Ao trazer explícitas referências a ancestralidade, aos conselhos dos anciãos e à força oral dos griôs, Wakanda para sempre também joga luz na História das sociedades africanas que, durante séculos, se organizaram em clãs, reinos e impérios, tendo as suas chefaturas exercendo a soberania sobre os próprios territórios até o fim do século XIX, quando as nações imperialistas europeias impuseram a violenta experiência colonial à maior parte do continente.

É em função dessa experiência – cujas consequências podem ser sentidas até a atualidade, décadas após as independências dos Estados africanos – que a rainha de Wakanda, X, dispõe de seu poderoso e leal exército de Amazonas (em evidente referência às Amazonas do Reino do Daomé no XIX) para proteger seus recursos naturais, em especial o vibranium.

Ainda que seja fictício, o vibranium é uma espécie de metáfora das riquezas naturais que podem ser encontradas na África. Considerando as reservas mundiais conhecidas, estão no continente: 95% do cromo, 88% da platina, 82% do manganês, 66% do fosfato, 60% do diamante, 55% do ouro, 45% da bauxita, 44% do vanádio, 42% do cobalto, 15% do urânio, 10% do petróleo, 6% do carvão mineral, 5% do cobre e 2% do ferro. Atualmente, muitas dessas riquezas são exploradas por grandes corporações estadunidenses, canadenses, australianas, britânicas, francesas, chinesas e australianas.

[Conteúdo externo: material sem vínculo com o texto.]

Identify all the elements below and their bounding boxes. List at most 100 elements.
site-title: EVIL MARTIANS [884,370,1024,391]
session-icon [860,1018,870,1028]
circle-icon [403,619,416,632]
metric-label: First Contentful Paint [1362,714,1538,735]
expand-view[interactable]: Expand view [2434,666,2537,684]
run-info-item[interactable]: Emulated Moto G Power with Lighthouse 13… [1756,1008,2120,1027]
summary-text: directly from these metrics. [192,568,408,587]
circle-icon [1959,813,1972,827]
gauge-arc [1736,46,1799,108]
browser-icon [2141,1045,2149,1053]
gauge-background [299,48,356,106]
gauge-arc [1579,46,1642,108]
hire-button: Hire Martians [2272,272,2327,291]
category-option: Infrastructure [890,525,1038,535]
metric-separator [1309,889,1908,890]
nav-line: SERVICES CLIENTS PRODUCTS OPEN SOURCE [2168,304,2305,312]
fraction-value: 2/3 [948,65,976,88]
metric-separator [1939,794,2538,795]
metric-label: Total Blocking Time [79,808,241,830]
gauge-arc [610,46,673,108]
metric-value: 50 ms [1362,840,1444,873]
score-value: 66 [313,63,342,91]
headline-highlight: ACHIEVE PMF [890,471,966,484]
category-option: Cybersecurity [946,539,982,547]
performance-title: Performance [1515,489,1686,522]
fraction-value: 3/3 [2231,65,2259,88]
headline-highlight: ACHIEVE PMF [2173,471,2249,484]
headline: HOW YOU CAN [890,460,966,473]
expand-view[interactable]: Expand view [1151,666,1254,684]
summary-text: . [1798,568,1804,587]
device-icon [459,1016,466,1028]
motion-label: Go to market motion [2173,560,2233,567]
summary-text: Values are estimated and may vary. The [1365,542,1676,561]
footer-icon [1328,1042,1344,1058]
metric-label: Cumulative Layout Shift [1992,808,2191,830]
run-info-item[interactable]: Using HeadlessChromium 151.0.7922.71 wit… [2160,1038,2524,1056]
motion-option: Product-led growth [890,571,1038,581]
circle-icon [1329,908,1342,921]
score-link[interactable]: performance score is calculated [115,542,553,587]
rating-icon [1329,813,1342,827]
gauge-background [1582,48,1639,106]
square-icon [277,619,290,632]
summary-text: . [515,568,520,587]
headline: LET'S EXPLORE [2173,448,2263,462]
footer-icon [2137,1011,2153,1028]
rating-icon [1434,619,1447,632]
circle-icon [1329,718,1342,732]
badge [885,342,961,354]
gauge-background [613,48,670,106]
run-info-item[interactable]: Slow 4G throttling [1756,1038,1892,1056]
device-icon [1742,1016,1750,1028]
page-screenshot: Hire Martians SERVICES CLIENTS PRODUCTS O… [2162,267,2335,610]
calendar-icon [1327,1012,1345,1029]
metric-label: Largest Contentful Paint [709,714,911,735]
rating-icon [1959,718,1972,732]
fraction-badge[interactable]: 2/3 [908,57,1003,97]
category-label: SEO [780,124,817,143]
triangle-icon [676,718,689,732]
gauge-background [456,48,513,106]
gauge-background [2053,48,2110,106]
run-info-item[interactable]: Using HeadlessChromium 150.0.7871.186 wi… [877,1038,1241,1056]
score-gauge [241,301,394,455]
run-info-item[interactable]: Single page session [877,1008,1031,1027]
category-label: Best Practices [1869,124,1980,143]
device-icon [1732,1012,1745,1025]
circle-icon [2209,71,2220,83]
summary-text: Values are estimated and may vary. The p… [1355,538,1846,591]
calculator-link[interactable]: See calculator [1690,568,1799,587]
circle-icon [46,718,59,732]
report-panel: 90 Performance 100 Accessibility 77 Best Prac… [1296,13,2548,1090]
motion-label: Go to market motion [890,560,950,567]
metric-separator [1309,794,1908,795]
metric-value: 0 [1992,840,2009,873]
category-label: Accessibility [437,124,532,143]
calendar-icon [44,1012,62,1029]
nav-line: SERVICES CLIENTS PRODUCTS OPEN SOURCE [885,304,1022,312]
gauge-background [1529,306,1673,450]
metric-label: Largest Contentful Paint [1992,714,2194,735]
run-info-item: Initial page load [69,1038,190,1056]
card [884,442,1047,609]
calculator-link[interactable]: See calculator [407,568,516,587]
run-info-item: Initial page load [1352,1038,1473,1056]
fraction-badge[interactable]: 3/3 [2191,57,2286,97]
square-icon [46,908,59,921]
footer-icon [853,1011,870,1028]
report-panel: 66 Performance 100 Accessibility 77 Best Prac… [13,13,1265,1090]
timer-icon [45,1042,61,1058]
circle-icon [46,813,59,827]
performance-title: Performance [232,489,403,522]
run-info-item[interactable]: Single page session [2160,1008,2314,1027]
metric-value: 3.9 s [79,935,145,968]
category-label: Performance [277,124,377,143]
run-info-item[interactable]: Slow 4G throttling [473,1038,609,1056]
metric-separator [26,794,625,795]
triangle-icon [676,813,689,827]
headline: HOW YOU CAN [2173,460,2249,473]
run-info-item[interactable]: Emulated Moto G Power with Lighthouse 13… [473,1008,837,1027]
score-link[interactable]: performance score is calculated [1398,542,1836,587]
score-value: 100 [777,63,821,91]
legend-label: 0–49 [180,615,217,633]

Talvez uma das mais importantes contribuições de Wakanda para sempre esteja no tratamento dado à questão tecnológica, não pelos instrumentos e máquinas criados pela protagonista Shuri (interpretada por Letitia Wright) em seu laboratório, mas pela naturalização daquilo que dificilmente se aprende nas escolas: os africanos produzem tecnologia. Da observação e medição astronômica dos antigos egípcios e dos Dogons do Mali às técnicas seculares de cultivo e metalurgia em terrenos tropicais na África Ocidental, e as estratégias de guerra e confecção de armas pelos zulus na África do Sul, a tecnologia está em todo lugar.

O filme também faz uma homenagem a personagens africanos e diaspóricos cujas trajetórias são frequentemente silenciadas nos currículos escolares: Nakia (personagem interpretada por Lupita Nyong’o) é filha de Yaa, que, segundo a historiografia, foi uma rainha Ashanti que, em 1900, liderou uma vitoriosa contraofensiva ao exército britânico na cidade de Kumasi; e a Rainha Ramonda (interpretada por Angela Bassett) leva o sobrenome Lumumba, em referência ao líder da independência do Congo (Patrice Lumumba). Surge na trama também o jovem Toussaint (interpretado por Divine Love Konadu-Sun), cujo nome  remete ao líder da Revolução Haitiana, Touissant Louverture. O Haiti, país caribenho central para a História mundo Atlântico, é um dos pontos de gravação da trama.

Além da experiência do entretenimento, Wakanda para sempre é, em certa medida, um excelente exercício para se pensar o futuro, mas sem desconsiderar as particularidades observáveis de um complexo processo histórico. São muitos os territórios no continente africano e os seus futuros são inumeráveis.